A way of preserving your feta cheese is to marinate your cheese in oil. We’ve had cheese in oil before and of course it’s delicious,! Neil chose to put his feta in chili oil and I had mine in macadamia oil.

our oils to help preserve our feta cheese
marinated feta cheeses and primo sale

With any cooking class, the best part is that you get to eat what you make so we have some tasting notes for you too about each one. Although we had our own versions of the cheese in our room, Kate provided samples for all of us to try at the final class, so we got to save ours to eat whenever we chose.

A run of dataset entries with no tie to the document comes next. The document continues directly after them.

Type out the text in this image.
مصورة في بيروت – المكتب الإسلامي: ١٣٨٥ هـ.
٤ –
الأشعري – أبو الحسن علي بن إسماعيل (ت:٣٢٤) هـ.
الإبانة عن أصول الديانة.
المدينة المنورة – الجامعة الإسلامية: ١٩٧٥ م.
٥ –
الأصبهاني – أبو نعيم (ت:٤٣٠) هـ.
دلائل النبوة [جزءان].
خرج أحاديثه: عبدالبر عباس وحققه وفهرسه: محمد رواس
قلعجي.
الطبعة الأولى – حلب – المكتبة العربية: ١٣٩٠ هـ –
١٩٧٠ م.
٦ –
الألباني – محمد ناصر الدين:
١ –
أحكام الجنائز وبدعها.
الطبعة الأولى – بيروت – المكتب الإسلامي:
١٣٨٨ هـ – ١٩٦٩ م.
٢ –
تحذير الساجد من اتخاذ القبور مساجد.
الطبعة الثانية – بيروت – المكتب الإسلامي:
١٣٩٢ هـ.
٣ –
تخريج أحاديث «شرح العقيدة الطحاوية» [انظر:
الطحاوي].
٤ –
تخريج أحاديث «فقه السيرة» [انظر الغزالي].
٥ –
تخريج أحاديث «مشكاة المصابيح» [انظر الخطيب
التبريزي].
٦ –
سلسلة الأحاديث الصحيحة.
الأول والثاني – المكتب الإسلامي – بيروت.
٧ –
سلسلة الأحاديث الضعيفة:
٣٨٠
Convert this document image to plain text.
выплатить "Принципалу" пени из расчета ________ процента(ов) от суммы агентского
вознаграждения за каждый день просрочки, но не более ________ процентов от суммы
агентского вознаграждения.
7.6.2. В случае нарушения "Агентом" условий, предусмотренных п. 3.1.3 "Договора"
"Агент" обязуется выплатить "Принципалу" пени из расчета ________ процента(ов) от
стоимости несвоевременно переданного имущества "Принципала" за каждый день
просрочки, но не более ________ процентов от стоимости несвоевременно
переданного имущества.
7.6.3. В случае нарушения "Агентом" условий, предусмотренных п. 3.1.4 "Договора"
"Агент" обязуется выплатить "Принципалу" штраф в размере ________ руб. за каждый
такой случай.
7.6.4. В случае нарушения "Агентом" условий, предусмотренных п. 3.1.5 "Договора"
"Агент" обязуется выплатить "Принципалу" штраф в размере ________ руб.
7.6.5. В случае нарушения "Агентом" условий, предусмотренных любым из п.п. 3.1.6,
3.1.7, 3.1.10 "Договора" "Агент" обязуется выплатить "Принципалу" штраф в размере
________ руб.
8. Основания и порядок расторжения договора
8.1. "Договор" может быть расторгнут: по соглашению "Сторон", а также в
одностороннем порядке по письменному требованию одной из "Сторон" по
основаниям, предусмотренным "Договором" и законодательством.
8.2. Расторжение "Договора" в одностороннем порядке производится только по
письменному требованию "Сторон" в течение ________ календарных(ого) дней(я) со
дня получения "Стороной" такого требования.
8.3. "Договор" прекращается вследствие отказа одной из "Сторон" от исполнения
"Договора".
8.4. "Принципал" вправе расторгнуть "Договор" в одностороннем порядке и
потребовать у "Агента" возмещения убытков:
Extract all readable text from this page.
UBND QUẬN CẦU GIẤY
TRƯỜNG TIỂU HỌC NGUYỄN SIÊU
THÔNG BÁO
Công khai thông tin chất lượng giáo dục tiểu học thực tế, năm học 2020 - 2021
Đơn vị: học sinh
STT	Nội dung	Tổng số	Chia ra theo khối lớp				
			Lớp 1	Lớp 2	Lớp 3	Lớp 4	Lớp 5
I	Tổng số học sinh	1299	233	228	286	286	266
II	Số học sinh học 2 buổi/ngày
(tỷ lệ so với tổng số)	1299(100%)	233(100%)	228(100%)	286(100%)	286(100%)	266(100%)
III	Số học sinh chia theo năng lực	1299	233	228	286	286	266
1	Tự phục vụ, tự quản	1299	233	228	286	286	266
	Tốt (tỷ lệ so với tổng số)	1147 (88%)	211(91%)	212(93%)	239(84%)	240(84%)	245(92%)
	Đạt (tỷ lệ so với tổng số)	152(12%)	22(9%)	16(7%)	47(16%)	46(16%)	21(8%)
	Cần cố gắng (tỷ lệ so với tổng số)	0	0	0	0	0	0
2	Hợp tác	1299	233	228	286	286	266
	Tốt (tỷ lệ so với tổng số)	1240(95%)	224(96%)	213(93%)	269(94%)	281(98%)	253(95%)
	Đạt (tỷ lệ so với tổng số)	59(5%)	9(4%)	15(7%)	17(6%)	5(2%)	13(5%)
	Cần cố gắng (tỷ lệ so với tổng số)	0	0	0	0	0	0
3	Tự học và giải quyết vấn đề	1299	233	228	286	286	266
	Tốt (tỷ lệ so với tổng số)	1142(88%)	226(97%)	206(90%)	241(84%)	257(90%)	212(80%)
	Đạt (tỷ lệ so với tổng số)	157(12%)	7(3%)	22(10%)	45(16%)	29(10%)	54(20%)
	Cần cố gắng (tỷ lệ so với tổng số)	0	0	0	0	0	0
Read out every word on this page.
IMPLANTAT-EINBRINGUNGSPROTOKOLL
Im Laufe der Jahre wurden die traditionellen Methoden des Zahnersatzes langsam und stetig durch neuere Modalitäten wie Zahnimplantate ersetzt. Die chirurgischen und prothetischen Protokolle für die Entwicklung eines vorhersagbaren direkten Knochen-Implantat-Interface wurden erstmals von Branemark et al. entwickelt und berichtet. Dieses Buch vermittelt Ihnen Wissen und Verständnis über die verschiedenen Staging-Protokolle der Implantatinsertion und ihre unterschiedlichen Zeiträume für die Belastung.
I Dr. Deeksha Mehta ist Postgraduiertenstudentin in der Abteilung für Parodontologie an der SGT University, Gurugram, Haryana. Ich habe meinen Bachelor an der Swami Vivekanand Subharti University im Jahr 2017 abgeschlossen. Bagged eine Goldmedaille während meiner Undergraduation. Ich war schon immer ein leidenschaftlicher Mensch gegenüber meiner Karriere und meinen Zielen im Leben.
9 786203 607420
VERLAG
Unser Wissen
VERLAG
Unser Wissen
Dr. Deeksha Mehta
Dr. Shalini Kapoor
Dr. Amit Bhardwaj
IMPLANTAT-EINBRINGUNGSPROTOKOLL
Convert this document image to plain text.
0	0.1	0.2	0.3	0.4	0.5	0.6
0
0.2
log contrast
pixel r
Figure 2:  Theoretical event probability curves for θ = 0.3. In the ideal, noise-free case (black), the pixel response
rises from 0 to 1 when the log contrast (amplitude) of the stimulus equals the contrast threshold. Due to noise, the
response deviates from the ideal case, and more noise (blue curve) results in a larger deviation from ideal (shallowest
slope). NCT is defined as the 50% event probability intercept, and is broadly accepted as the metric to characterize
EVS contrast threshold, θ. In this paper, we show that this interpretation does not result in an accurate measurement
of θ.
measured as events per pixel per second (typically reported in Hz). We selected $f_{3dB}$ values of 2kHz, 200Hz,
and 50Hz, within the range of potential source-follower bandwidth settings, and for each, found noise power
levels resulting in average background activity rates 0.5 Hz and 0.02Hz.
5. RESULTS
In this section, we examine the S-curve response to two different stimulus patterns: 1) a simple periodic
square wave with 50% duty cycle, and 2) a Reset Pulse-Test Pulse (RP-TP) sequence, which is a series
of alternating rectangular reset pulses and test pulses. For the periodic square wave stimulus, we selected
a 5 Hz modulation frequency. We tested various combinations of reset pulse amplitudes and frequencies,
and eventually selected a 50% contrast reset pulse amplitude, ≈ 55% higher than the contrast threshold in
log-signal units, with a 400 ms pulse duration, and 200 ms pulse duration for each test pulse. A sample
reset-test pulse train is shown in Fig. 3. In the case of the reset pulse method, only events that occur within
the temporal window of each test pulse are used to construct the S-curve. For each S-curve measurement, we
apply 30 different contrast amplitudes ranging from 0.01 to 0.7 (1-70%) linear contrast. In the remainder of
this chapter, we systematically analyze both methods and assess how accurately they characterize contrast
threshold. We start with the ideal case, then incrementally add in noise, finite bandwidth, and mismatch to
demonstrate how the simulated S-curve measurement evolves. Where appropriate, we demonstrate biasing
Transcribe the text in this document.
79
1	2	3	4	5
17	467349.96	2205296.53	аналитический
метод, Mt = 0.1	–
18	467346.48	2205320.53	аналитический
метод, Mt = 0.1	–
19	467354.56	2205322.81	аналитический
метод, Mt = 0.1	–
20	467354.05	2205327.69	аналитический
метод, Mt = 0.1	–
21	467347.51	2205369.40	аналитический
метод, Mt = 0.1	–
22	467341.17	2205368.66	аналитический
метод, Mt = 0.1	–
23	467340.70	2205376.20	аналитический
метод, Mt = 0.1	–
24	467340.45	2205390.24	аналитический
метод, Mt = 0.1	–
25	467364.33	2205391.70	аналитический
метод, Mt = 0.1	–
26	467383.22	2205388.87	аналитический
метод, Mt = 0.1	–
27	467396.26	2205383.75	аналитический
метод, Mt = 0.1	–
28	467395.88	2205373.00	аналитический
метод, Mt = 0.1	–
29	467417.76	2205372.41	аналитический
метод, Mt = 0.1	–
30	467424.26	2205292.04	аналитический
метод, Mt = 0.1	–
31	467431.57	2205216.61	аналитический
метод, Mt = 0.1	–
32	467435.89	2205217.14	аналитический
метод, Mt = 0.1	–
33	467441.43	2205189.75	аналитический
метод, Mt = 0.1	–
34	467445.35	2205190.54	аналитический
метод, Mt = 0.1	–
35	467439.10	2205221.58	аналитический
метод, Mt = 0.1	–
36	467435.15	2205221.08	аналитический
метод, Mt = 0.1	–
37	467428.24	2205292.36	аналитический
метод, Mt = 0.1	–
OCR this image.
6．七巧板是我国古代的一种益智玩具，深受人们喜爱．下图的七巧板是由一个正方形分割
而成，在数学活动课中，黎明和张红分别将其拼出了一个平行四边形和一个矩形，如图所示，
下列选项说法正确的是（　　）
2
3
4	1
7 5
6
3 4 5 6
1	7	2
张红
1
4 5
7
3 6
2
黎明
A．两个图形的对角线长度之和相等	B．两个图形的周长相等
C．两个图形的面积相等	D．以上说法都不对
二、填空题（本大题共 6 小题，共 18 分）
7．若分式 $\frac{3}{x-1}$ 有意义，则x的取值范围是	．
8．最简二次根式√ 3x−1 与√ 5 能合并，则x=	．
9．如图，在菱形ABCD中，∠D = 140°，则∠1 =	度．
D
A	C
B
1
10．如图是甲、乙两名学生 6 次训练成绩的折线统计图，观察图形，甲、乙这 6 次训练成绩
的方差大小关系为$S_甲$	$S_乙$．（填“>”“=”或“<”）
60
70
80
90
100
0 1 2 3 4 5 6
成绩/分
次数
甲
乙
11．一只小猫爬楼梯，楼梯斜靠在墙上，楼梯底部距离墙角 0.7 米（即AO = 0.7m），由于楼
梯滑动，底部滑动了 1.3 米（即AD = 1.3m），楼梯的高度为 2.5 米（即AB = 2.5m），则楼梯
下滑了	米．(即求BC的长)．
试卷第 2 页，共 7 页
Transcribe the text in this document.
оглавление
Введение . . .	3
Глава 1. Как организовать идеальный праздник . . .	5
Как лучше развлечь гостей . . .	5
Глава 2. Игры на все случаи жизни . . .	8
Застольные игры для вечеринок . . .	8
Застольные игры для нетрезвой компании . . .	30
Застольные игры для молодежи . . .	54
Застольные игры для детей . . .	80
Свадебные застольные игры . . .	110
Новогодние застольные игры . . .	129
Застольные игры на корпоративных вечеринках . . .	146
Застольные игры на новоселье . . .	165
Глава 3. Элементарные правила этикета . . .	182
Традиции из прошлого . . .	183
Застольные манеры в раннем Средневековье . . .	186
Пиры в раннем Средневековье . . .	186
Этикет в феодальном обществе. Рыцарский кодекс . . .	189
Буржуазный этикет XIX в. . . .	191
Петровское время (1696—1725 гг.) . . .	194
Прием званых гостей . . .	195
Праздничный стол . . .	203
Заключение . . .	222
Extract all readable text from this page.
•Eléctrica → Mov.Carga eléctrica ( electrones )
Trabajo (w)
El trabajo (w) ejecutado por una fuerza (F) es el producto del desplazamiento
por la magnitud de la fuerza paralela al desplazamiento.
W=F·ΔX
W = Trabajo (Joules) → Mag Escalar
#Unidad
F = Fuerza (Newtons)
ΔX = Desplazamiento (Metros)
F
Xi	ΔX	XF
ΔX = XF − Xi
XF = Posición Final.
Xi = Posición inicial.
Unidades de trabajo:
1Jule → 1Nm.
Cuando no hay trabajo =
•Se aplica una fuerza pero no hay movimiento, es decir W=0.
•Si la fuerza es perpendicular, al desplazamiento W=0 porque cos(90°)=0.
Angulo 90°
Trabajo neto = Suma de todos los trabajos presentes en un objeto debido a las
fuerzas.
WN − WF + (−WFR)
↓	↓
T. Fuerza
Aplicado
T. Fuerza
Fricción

tasting the primo sale in class
tasting the sunset cheese in class

The Primo Sale was milky with a soft texture. When we made it, she did tell us that the milk flavor typically stands out in this cheese so that’s why it’s a cheese that she’d typically choose to use a high quality milk. The Feta had a harder texture than the first. I thought it tasted really good and didn’t find it all that salty. The sunset cheese had a funky aroma but a more mild flavor with a milky finish.

It was wonderful to be able to make cheese again! We were able to reinforce some of the skills we had learned before as well as get us excited about doing it again sooner than later. So glad we were able to take part in the cheesemaking portion of the Savor Hawaii retreat. And of course, we enjoyed the rest of the week too!

tasting our cheese by the pool

I’m sure you’ve guessed it but when we had a chance to try our marinated cheeses and primo sale by the pool, they were wonderful. And they provided a little bit to nibble on when we had some tropical drinks. Another very important part of any Hawaiian getaway!